Since there have been conflicting results regarding the effect of digoxin levels, it is recommended that digoxin levels be monitored when initiating, adjusting, and discontinuing diltiazem therapy to avoid possible over- or under-digitalization.

(See WARNINGS.) Quinidine Diltiazem significantly increases the AUC (0→∞) of quinidine by 51%, T 1/2 by 36%, and decreases its CL oral by 33%.

Monitoring for quinidine adverse effects may be warranted and the dose adjusted accordingly.

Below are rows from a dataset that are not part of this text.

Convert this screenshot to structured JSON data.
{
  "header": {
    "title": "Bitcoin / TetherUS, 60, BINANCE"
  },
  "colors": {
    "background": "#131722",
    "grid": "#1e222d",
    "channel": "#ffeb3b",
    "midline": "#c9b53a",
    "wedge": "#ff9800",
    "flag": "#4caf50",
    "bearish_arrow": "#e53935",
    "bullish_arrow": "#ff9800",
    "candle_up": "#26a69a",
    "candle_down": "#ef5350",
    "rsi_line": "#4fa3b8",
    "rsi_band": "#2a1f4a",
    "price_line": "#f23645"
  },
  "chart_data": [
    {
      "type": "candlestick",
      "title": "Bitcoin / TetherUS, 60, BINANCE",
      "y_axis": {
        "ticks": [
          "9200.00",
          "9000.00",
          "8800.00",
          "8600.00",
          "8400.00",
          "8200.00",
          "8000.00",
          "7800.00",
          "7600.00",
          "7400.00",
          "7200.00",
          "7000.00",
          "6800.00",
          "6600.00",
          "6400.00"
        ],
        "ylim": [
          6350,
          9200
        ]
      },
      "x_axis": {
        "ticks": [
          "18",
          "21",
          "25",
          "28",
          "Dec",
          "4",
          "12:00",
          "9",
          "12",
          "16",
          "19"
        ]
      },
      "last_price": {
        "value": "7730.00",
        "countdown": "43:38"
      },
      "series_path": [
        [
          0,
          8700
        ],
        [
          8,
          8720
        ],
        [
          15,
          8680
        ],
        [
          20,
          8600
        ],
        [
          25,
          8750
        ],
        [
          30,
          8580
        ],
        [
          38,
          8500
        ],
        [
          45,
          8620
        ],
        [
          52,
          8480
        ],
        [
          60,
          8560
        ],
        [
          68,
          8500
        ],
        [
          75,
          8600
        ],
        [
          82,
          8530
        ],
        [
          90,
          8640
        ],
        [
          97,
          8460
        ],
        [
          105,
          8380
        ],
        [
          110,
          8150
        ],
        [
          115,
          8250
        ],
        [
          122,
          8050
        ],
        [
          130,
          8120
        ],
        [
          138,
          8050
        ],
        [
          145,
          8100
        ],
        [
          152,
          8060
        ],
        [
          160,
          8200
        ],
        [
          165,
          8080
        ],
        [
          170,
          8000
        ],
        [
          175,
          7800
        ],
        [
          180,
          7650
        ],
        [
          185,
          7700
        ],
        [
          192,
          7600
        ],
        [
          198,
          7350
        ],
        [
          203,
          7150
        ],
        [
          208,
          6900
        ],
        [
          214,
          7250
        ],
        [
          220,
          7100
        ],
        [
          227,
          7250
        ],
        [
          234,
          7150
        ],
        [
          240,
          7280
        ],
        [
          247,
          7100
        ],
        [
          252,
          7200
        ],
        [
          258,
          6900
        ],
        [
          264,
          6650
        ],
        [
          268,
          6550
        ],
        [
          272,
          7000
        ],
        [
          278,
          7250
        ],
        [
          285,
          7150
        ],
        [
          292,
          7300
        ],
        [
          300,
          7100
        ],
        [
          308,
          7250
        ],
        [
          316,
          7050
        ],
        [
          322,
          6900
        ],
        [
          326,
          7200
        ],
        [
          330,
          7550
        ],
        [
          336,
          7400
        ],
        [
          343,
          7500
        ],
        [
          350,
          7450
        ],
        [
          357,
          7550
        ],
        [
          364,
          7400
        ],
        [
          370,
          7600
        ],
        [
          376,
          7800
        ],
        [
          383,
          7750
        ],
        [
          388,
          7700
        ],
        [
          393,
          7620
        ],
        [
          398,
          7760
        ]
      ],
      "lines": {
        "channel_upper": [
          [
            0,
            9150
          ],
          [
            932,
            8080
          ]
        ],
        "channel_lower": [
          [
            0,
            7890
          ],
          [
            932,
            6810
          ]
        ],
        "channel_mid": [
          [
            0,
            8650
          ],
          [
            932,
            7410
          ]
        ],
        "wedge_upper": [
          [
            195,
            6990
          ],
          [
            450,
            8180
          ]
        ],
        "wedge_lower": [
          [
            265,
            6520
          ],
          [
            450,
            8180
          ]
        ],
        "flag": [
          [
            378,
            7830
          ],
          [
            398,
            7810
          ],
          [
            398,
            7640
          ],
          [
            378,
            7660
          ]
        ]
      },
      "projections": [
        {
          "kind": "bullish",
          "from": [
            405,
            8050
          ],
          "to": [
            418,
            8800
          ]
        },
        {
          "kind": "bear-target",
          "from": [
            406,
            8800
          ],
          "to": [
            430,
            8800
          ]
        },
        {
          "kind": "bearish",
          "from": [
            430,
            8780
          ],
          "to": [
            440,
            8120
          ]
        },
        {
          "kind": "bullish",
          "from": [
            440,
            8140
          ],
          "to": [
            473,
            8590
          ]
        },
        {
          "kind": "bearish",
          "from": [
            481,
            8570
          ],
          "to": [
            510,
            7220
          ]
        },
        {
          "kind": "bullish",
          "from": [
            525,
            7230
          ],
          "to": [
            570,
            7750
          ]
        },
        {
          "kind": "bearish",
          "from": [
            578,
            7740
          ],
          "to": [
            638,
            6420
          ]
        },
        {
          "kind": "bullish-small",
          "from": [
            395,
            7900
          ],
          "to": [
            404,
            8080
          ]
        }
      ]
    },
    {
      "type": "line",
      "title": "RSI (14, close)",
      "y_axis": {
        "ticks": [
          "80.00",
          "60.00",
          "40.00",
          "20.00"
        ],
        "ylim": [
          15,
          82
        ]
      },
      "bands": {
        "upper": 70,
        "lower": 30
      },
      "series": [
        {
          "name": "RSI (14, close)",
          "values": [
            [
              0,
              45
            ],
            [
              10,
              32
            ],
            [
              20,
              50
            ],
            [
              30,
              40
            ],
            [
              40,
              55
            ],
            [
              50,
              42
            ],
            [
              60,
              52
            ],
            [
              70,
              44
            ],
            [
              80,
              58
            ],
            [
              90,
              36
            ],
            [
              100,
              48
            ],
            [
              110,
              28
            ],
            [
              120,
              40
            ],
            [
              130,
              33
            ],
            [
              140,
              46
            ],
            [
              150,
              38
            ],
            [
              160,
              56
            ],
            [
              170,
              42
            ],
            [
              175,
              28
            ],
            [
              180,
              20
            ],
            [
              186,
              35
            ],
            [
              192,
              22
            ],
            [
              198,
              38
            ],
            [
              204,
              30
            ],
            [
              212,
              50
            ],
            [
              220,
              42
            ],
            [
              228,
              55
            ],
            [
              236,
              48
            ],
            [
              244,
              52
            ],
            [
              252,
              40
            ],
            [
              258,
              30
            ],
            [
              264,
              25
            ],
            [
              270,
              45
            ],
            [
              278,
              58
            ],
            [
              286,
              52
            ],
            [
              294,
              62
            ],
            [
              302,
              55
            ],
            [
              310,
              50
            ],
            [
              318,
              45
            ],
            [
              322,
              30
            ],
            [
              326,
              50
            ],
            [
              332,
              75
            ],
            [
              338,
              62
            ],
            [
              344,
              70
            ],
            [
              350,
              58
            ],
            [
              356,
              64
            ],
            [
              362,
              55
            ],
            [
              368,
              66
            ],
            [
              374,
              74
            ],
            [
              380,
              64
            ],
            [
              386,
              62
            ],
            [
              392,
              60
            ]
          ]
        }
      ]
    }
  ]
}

Rifampin Coadministration of rifampin with diltiazem lowered the diltiazem plasma concentrations to undetectable levels.

Coadministration of diltiazem with rifampin or any known CYP3A4 inducer should be avoided when possible, and alternative therapy considered.

Statins Diltiazem is an inhibitor of CYP3A4 and has been shown to increase significantly the AUC of some statins.

The risk of myopathy and rhabdomyolysis with statins metabolized by CYP3A4 may be increased with concomitant use of diltiazem.

When possible, use a non-CYP3A4-metabolized statin together with diltiazem; otherwise, dose adjustments for both diltiazem and the statin should be considered along with close monitoring for signs and symptoms of any statin related adverse events.

In a healthy volunteer cross-over study (N = 10), coadministration of a single 20 mg dose of simvastatin at the end of a 14-day regimen with 120 mg BID diltiazem SR resulted in a 5-fold increase in mean simvastatin AUC vs.

simvastatin alone.

Subjects with increased average steady-state exposures of diltiazem showed a greater fold increase in simvastatin exposure.

Computer-based simulations showed that at a daily dose of 480 mg of diltiazem, an 8- to 9-fold mean increase in simvastatin AUC can be expected.

If coadministration of simvastatin with diltiazem is required, limit the daily doses of simvastatin to 10 mg and diltiazem to 240 mg.

In a ten-subject randomized, open-label, 4-way cross-over study, coadministration of diltiazem (120 mg BID diltiazem SR for 2 weeks) with a single 20 mg dose of lovastatin resulted in 3- to 4-fold increase in mean lovastatin AUC and C max vs.

lovastatin alone.

In the same study, there was no significant change in 20 mg single dose pravastatin AUC and C max during diltiazem coadministration.

Diltiazem plasma levels were not significantly affected by lovastatin or pravastatin.